Suite à sa demande du 10 septembre 2012 tendant à se voir communiquer les motifs du congédiement, il a obtenu la motivation de la part de son employeur le 19 septembre 2012.

Il résulte encore des pièces versées en instance d’appel, que A a envoyé son courrier de réclamation à l’employeur le 13 décembre 2012, lequel a été réceptionné par ce dernier le lendemain, de sorte que le délai de trois mois pour introduire l’action prévue à l’article L.124-11 paragraphe 2 du contrat de travail a valablement été interrompu et a fait courir un nouveau délai d’un an.

Il appert des considérations qui précèdent, que la requête, qui a été déposée par A devant le tribunal du travail le 19 novembre 2013, est, par réformation du jugement déféré, à déclarer recevable.

Afin de préserver le double degré de juridiction, il y a lieu de renvoyer l’affaire au fond devant le tribunal du travail autrement composé.

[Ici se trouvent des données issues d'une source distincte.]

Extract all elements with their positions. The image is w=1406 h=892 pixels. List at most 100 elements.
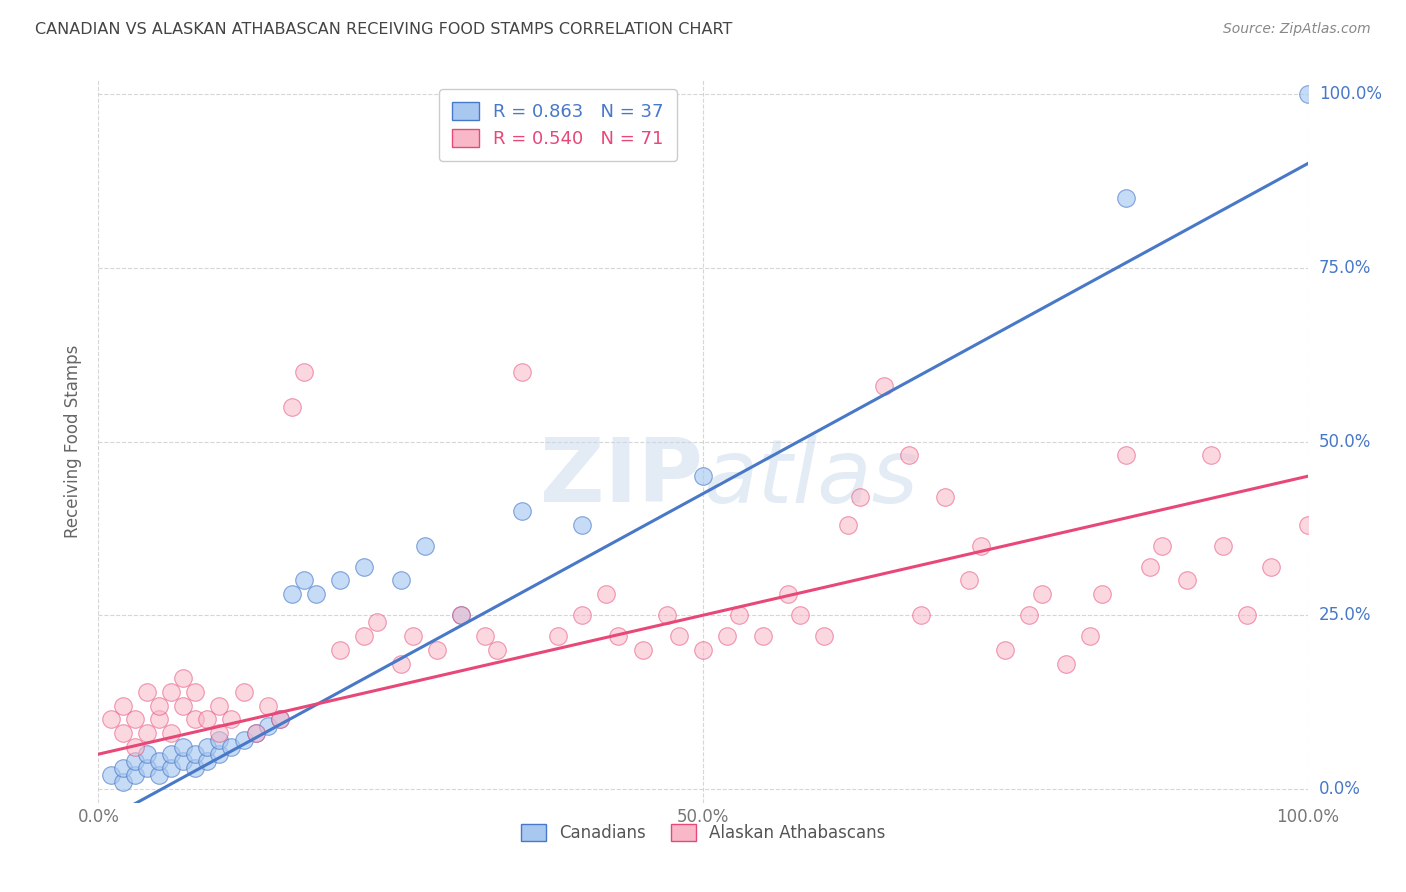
Point xyxy=(1236,608,1258,623)
Point xyxy=(1139,559,1161,574)
Point xyxy=(389,657,412,671)
Point xyxy=(148,713,170,727)
Y-axis label: Receiving Food Stamps: Receiving Food Stamps xyxy=(65,345,83,538)
Point xyxy=(474,629,496,643)
Point xyxy=(1296,87,1319,102)
Point xyxy=(789,608,811,623)
Point xyxy=(366,615,388,630)
Point xyxy=(184,747,207,761)
Point xyxy=(728,608,751,623)
Point xyxy=(148,754,170,768)
Point xyxy=(353,559,375,574)
Point xyxy=(269,713,291,727)
Point xyxy=(160,726,183,740)
Point xyxy=(994,643,1017,657)
Text: 100.0%: 100.0% xyxy=(1319,85,1382,103)
Point xyxy=(160,747,183,761)
Point xyxy=(111,698,134,713)
Point xyxy=(269,713,291,727)
Text: 75.0%: 75.0% xyxy=(1319,259,1371,277)
Text: 25.0%: 25.0% xyxy=(1319,607,1371,624)
Point xyxy=(292,574,315,588)
Point xyxy=(184,713,207,727)
Point xyxy=(135,726,157,740)
Point xyxy=(668,629,690,643)
Point xyxy=(281,587,304,601)
Point xyxy=(450,608,472,623)
Point xyxy=(934,490,956,504)
Point xyxy=(111,761,134,775)
Point xyxy=(910,608,932,623)
Point xyxy=(1212,539,1234,553)
Point xyxy=(970,539,993,553)
Point xyxy=(1054,657,1077,671)
Point xyxy=(100,713,122,727)
Point xyxy=(100,768,122,782)
Point xyxy=(160,761,183,775)
Point xyxy=(148,698,170,713)
Point xyxy=(957,574,980,588)
Point xyxy=(195,740,218,755)
Point xyxy=(1152,539,1174,553)
Point xyxy=(148,768,170,782)
Point xyxy=(849,490,872,504)
Point xyxy=(389,574,412,588)
Point xyxy=(547,629,569,643)
Point xyxy=(1115,191,1137,205)
Point xyxy=(486,643,509,657)
Point xyxy=(208,698,231,713)
Point xyxy=(813,629,835,643)
Point xyxy=(172,698,194,713)
Point xyxy=(1078,629,1101,643)
Point xyxy=(692,643,714,657)
Point xyxy=(692,469,714,483)
Point xyxy=(1018,608,1040,623)
Point xyxy=(124,754,146,768)
Point xyxy=(1115,449,1137,463)
Text: ZIP: ZIP xyxy=(540,434,703,521)
Point xyxy=(172,740,194,755)
Point xyxy=(873,379,896,393)
Text: CANADIAN VS ALASKAN ATHABASCAN RECEIVING FOOD STAMPS CORRELATION CHART: CANADIAN VS ALASKAN ATHABASCAN RECEIVING… xyxy=(35,22,733,37)
Point xyxy=(195,713,218,727)
Point xyxy=(245,726,267,740)
Point xyxy=(837,517,859,532)
Point xyxy=(595,587,617,601)
Point xyxy=(1260,559,1282,574)
Point xyxy=(160,684,183,698)
Point xyxy=(450,608,472,623)
Point xyxy=(1199,449,1222,463)
Point xyxy=(413,539,436,553)
Text: Source: ZipAtlas.com: Source: ZipAtlas.com xyxy=(1223,22,1371,37)
Point xyxy=(232,684,254,698)
Text: 0.0%: 0.0% xyxy=(1319,780,1361,798)
Point xyxy=(716,629,738,643)
Point xyxy=(208,733,231,747)
Point xyxy=(510,504,533,518)
Point xyxy=(305,587,328,601)
Point xyxy=(510,365,533,379)
Point xyxy=(135,761,157,775)
Point xyxy=(1091,587,1114,601)
Point xyxy=(571,517,593,532)
Point xyxy=(256,698,278,713)
Text: 50.0%: 50.0% xyxy=(1319,433,1371,450)
Point xyxy=(776,587,799,601)
Point xyxy=(655,608,678,623)
Point xyxy=(135,684,157,698)
Point xyxy=(571,608,593,623)
Point xyxy=(184,761,207,775)
Point xyxy=(329,643,352,657)
Point xyxy=(631,643,654,657)
Point xyxy=(135,747,157,761)
Point xyxy=(281,400,304,414)
Point xyxy=(292,365,315,379)
Point xyxy=(1031,587,1053,601)
Point xyxy=(353,629,375,643)
Point xyxy=(232,733,254,747)
Point xyxy=(195,754,218,768)
Point xyxy=(402,629,425,643)
Point xyxy=(111,726,134,740)
Point xyxy=(124,740,146,755)
Point xyxy=(172,754,194,768)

Les parties n’ayant pas prouvé en quoi il serait inéquitable de laisser à leur charge l’intégralité de frais non compris dans les dépens, leurs demandes respectives basées sur l’article 240 du NCPC sont à rejeter.

PAR CES MOTIFS :

la Cour d’appel, troisième chambre, siégeant en matière de droit du travail, statuant contradictoirement, sur le rapport oral du magistrat de la mise en état,

déclare l’appel recevable,

le dit fondé,

réformant : dit la demande de A recevable, rejette les demandes respectives des parties basées sur l’article 240 du NCPC, renvoie l’affaire au fond devant le tribunal du travail autrement composé, condamne la société anonyme B aux frais et dépens de l’instance avec distraction au profit de Maître Fabienne MONDOT qui la demande affirmant en avoir fait l’avance. La lecture du présent arrêt a été faite en la susdite audience publique par Monsieur le président de chambre Carlo HEYARD, en présence du greffier Isabelle HIPPERT.